Speaking on the theme “In the shadows of Giants: Nigeria and South Africa”, two prominent citizens of the two countries agreed on the need to hype on the positives rather than the negatives regarding ties between the two regional and continental powers.
Former South Africa deputy president, Phumzile Mlambo-Ngucka, and Dr. Adebayo Olukoshi, director of the UN Africa Institute for Economic Development and Planning, posit that the situation may not be as dismal as thought in some quarters.
Olukoshi thinks this could well be an example of how Africa is not at “optimal functioning”, noting that this “race to the bottom is not unique to Nigeria and South Africa” on the continent.
The Nigerian, who is also Professor of International Economic Relations, believes that “poverty is the broader canvas” on which strained relations between the two countries thrive, and called for speedy development of people-to-people interactions as an avenue of addressing the problem.

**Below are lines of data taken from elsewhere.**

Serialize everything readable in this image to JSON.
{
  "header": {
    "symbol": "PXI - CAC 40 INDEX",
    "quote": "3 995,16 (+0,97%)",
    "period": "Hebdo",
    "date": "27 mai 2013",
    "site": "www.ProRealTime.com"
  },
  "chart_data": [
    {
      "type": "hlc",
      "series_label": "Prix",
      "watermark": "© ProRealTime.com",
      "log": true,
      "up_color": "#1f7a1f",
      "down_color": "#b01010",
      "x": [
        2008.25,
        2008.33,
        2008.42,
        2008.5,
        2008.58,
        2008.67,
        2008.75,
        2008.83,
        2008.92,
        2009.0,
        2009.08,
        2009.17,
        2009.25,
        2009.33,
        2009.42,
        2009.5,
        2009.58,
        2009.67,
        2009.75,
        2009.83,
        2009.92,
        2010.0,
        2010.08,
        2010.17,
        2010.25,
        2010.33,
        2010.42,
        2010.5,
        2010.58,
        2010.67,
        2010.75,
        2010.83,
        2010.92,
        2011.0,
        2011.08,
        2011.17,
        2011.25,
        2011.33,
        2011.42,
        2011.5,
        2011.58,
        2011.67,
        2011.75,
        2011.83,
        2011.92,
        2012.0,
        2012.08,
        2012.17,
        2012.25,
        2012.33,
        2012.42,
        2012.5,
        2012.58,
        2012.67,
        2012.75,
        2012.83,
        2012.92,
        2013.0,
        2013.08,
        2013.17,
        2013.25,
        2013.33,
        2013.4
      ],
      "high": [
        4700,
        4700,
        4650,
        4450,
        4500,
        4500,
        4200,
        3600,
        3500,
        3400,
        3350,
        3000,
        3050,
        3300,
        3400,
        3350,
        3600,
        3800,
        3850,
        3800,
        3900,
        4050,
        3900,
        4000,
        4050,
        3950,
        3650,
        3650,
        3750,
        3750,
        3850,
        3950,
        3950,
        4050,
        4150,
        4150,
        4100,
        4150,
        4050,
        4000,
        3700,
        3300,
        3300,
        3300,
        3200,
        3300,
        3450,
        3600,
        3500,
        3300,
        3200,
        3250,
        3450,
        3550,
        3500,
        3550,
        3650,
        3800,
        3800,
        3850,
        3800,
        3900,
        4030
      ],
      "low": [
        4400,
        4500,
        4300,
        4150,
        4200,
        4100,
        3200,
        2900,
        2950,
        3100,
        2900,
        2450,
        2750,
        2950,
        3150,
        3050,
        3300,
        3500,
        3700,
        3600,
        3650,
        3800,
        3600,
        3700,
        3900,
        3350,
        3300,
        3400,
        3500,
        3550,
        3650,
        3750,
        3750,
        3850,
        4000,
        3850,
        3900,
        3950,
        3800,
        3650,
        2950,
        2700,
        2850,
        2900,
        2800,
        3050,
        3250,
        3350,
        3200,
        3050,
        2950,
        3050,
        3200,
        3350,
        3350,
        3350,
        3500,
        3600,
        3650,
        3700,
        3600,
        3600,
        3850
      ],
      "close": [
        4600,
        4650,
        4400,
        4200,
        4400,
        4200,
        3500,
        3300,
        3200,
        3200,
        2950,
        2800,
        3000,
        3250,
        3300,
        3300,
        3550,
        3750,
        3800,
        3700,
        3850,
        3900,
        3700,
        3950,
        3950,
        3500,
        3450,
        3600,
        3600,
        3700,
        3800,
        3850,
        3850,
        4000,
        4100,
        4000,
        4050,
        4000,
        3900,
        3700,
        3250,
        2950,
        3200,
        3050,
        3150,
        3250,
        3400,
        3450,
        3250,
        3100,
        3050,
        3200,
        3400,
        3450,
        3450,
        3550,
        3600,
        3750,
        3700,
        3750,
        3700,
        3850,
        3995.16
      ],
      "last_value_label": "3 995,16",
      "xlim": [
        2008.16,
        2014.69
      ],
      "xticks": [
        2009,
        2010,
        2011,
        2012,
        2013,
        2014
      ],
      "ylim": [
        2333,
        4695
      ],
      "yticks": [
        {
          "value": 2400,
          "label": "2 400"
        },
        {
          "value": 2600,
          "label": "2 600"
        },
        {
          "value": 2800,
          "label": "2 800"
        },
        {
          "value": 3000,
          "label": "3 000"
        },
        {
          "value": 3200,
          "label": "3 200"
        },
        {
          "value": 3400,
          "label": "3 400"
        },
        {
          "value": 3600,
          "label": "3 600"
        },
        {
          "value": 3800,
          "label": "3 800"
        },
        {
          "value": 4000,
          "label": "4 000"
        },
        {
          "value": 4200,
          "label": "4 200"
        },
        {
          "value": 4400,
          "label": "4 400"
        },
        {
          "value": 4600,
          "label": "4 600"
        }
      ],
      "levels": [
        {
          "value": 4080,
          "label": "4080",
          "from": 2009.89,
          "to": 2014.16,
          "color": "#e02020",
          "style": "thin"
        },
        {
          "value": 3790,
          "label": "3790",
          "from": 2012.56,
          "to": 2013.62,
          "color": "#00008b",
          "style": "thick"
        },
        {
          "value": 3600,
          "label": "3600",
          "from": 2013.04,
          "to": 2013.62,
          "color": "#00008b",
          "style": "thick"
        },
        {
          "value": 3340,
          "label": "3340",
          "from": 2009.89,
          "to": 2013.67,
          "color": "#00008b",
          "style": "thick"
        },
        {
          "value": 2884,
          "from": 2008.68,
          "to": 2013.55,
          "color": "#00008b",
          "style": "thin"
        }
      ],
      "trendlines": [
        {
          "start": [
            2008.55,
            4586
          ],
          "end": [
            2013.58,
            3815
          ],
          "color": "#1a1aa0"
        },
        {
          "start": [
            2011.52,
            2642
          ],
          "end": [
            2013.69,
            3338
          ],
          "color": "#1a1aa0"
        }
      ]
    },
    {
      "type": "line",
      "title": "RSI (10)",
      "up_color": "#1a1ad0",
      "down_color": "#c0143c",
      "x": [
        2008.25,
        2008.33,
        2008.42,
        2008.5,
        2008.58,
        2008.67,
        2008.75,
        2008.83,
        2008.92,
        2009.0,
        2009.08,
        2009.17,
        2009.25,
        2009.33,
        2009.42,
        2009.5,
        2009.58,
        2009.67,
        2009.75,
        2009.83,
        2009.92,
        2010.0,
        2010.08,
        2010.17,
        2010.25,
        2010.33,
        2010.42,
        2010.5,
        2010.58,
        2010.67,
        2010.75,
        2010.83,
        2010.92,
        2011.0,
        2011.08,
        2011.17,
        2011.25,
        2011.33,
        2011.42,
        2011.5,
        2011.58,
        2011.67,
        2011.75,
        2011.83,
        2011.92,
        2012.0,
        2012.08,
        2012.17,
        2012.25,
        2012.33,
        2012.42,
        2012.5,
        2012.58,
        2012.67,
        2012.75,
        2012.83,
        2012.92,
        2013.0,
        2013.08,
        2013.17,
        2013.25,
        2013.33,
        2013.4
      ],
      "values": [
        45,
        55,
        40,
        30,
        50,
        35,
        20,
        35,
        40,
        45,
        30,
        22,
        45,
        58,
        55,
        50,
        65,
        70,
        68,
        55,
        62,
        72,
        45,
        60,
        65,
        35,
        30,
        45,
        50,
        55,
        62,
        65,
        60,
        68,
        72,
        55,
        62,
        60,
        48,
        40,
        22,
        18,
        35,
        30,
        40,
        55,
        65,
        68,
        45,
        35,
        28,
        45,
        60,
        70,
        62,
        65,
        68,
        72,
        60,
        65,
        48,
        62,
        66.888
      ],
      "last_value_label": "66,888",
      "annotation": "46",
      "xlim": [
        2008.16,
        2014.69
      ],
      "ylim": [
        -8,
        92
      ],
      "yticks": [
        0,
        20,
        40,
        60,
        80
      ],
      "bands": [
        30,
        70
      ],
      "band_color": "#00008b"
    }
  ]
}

When I caught up with ex-South African deputy president Phumzile Mlambo-Ngucka after the panel discussion, she had this to say:
Click audio below to listen
Delegates to the forum on Money, Power and Sex: The paradox of unequal growth, organized by four Open Society Africa foundations, holding in Cape Town 22-24 May, think the two panelists were downplaying the issue.
Cautioning the two countries to redress this state of affairs, a Zimbabwean delegate at the forum quoted a Shona proverb that says: When two elephants fight, the grass suffers, and when they make love the grass still suffers, so the problem is not what the elephants do, but their sheer weight.